Читать «Инспектор Золотой тайги» онлайн - страница 188

Владимир Гомбожапович Митыпов

На другое утро, когда Купецкий Сын еще спал, за ним прибежал дед Савка и объявил, что его кличет к себе Сашенька.

Васька был плох, и, чтобы сделать его способным к передвижению, Василиса освежила его разламывающуюся головушку несколькими ковшами холодной воды и, само собой, поднесла лечебный стаканчик.

У ворот Купецкого Сына встретила Пафнутьевна и тотчас провела в сторожку. Там ждала Сашенька. Была она непривычно затуманенная, бледная, с синью под глазами. Видно, не спала ночь.

Купецкого Сына усадили за стол, и Пафнутьевна, жалостливо причитая, взялась потчевать его разными вкусными вещами. В другое время Ваську от подобной благодати не оттащить бы за уши, но сегодня ему, мучимому похмельем, пищу даже на дух не надо было.

Сашенька сидела напротив, молчала и только улыбалась, печально и ласково. У Васьки отчего–то вдруг защемило сердце. Он отодвинул недопитую чашку и, уставясь в сторону, буркнул:

– Что надо–то?

– Васенька,— она как–то виновато глянула ему в глаза.— Кого это вы вместе с Турлаем и приезжим инженером схоронили позавчера, а?

Купецкий Сын от неожиданности смешался, заерзал на стуле, начал возить ногами по полу.

– То ись кого схоронили? — переспросил он наконец.— Да так… схоронили… человека, значит, одного… Штольником звали…

– Штольником?! — ахнула Сашенька и зажала рот платочком; в округлившихся глазах ее заблестели слезинки.

Васька воззрился на нее в полнейшем недоумении, туго соображал, что бы это значило.

– Друг он был мне…— растерянно пробормотал он.— Продуктом помогал… Вместе мы помаленьку муку брали на Магдалининском из шурфов… Золото еще, говорят, после него осталось… Хороший был человек, царство ему небесное…

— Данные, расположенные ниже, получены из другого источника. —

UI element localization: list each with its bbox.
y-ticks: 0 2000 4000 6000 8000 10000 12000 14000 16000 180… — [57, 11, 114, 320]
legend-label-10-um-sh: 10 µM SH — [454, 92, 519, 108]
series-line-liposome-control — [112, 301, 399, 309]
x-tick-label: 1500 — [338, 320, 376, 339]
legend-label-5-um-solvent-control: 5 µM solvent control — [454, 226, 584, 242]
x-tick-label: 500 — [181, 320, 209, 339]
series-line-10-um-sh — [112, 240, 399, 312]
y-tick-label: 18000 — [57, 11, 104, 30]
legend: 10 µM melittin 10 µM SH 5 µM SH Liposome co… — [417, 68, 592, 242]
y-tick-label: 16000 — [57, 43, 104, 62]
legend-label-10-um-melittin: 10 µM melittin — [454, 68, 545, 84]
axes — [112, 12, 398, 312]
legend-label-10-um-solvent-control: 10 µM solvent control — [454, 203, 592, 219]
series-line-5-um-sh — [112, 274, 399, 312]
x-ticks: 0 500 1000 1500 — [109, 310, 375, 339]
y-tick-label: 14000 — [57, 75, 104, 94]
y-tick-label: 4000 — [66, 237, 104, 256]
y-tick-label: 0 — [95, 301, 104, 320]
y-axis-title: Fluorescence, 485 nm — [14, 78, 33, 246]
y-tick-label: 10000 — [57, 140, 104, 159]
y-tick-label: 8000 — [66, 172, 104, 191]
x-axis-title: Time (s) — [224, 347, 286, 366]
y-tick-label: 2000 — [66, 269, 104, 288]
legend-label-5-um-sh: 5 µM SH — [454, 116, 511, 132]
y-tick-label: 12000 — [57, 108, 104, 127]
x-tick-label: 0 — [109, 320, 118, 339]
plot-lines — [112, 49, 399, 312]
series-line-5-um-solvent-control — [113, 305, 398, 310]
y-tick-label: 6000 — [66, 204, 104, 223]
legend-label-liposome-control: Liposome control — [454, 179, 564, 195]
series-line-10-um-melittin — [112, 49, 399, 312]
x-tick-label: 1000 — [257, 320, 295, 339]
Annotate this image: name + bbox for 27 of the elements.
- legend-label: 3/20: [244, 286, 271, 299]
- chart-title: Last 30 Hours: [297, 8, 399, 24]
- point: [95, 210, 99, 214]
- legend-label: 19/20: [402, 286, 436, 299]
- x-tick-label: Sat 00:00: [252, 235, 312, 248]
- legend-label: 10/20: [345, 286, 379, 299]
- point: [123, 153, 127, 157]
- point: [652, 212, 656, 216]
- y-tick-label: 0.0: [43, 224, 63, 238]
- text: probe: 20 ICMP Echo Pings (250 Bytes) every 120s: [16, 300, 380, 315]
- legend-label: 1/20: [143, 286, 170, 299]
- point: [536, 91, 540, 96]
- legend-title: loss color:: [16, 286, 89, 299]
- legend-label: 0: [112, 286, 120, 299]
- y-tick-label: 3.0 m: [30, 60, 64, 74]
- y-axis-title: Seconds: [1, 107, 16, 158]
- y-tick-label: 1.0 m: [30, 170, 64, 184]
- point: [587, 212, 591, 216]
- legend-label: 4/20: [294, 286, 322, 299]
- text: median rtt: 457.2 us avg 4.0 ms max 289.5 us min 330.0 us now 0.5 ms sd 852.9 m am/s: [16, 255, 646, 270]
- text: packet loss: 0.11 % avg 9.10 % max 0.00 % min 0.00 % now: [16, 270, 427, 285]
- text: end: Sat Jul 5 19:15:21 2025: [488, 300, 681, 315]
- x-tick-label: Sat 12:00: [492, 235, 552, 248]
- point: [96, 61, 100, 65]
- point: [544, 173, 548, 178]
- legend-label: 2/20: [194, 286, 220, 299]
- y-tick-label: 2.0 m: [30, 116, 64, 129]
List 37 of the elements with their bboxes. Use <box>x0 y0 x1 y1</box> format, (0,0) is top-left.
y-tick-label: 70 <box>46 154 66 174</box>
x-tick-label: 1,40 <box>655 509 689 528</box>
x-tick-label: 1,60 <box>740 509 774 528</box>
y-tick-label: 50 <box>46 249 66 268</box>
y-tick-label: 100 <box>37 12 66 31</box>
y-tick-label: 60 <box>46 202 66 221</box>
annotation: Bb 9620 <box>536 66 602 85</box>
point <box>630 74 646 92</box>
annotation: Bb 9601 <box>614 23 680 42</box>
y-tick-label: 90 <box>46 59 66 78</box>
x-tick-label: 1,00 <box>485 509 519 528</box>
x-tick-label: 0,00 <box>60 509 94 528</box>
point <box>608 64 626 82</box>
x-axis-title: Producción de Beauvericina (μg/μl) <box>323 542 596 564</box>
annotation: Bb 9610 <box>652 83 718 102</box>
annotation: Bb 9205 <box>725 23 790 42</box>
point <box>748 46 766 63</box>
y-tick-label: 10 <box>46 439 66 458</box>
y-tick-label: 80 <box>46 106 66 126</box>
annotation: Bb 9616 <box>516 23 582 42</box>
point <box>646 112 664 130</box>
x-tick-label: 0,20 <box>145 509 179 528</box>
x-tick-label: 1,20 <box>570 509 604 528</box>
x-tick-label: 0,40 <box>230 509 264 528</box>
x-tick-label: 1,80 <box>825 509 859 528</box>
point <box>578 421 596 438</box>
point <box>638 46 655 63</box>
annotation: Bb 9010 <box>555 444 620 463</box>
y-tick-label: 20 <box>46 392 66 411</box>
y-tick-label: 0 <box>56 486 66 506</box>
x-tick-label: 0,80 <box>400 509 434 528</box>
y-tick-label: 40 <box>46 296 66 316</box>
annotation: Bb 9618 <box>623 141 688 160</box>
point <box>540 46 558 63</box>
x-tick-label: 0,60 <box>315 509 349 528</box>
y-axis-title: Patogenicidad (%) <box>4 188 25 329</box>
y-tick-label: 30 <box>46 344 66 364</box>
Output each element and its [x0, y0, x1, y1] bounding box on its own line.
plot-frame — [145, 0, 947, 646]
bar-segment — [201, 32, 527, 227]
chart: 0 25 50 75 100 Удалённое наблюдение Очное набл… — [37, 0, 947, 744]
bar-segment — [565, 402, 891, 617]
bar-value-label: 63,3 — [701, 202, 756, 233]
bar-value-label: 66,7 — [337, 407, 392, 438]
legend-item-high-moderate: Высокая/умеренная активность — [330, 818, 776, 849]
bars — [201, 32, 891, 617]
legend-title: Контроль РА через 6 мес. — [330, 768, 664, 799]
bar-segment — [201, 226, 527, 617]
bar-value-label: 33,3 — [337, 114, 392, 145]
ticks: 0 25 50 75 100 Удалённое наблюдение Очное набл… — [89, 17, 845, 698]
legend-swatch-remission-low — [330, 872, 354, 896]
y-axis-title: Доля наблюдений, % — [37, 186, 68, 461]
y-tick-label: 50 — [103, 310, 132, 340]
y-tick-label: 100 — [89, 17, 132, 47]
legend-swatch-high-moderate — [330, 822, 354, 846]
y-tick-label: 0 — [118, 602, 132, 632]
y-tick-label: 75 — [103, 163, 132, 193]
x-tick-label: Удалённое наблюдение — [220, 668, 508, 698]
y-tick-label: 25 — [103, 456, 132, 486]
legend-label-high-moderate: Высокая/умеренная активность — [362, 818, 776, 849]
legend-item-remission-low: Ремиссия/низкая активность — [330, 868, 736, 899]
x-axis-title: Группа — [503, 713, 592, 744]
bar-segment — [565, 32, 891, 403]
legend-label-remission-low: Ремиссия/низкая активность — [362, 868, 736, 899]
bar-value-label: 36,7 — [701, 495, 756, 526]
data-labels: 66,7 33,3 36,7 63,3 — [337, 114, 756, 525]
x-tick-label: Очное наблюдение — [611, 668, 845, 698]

Сашенька порывисто встала и отошла к окну. Долго стояла, глядя во двор, где казаки, топча сапогами и пачкая кровью белоснежные стружки, оставшиеся после изготовления гроба, разделывали годовалого бычка для предстоящих поминок.

– Где похоронили? — не оборачиваясь, спросила она вдруг.

Васька, запинаясь, принялся длинно и путано объяснять, но Сашенька, перебивая его быстрыми вопросами, тотчас вызнала нужное ей и собралась уходить из сторожки. У порога остановилась, негромко спросила:

– Кто стрелял–то его?

Тут на Ваську нашло, видать, похмельное помрачение — он моргнул раз, другой, наморщил лоб и в свою очередь спросил:

– Это Аркадь Борисыча–то?

Сашенька коротко рассмеялась и непонятно к чему сказала:

– Дура я, дура… Старика кто стрелял?

– А, Штольника то ись…— Купецкий Сын с готовностью открыл было рот, но внезапно, сообразив что–то, замялся и пробормотал: — Оно ведь как сказать… темно, значит, было… не разобрался…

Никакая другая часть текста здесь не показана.